An earn-out arrangement is a type of deferred payment of the purchase price that depends on the results after the takeover. In recent proceedings about an earn-out arrangement, the court found that the buyer has a best efforts obligation to achieve as high a profit as possible during the earn-out period. The consequences of violating such an obligation are far-reaching. Dutch Corporate lawyer Hidde Reitsma explains.
In this case the sellers sold their company to the buyer. Based on an earn-out arrangement, subsequent payments would depend on the results over 2008-2011. After this period the buyer informed the sellers that the agreed turnover target had not been achieved. Did this mean that things were over for the sellers? In fact, no. In proceedings against the buyer, they claimed payment of the earn-out.
The court finds that the earn-out was an essential part of the purchase contract for the sellers. This meant that the buyer was also obliged to make his best efforts to achieve maximum turnover and profits. This best efforts obligation is not only a consequence of the purchase contract, but also stems from the requirements of reasonableness and fairness.
According to the court, the sellers could assume that the company would be run in a similar manner after the takeover, also to achieve the turnover and profit targets of the earn-out. Instead, immediately after the takeover the buyer altered the business operations and the commercial structure which put pressure on the profits. This resulted in underutilization of the higher management.

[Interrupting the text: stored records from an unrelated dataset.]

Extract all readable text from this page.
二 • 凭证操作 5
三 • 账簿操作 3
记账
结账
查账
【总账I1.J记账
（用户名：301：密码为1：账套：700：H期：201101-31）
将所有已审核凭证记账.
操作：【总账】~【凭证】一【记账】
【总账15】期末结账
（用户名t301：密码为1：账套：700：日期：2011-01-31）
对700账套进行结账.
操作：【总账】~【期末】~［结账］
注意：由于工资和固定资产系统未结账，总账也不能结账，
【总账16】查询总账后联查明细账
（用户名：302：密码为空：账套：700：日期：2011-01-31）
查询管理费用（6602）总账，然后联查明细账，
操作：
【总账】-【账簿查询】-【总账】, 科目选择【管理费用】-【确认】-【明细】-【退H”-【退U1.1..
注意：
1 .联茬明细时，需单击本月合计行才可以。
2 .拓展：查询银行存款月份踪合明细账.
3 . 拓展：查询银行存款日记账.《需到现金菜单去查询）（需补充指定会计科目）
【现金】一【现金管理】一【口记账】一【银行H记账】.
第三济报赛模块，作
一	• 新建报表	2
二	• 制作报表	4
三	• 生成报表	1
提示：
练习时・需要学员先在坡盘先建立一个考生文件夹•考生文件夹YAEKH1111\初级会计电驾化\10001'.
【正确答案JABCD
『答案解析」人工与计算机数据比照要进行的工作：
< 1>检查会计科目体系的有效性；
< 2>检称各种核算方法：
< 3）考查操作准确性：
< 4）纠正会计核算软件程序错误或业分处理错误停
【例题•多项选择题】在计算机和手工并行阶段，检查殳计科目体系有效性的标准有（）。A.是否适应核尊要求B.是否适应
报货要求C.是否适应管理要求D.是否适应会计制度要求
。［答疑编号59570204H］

There was also substantially more depreciation than usual and a profitable component of the business was transferred to a subsidiary. It is therefore obvious that the upward trend of the profits of the company in the years prior to the takeover was no longer achieved. It was a particularly bitter pill for the sellers to swallow that from 2012 onwards – so after expiry of the earn-out period – the company suddenly did very well and was extremely profitable.
The court found that in light of these circumstances the buyer not only breached his best efforts obligation, but also (intentionally) prevented achieving the earn-out. This means that the buyer failed in complying with the earn-out arrangement. The court sentences the buyer to comply with his obligations based on the earn-out as if all targets of that arrangement had been achieved. The buyer therefore has to be pay the sellers their earn-out.
In my opinion this ruling spells out the problems in agreeing to an earn-out. Although the turnover can be assessed based on annual accounts drawn up by a certified auditor, it is more difficult to determine the efforts made by the buyer. In this case the buyer used all possible means to put pressure on the profits unless he was free of the earn-out obligation. The court was justified in preventing this.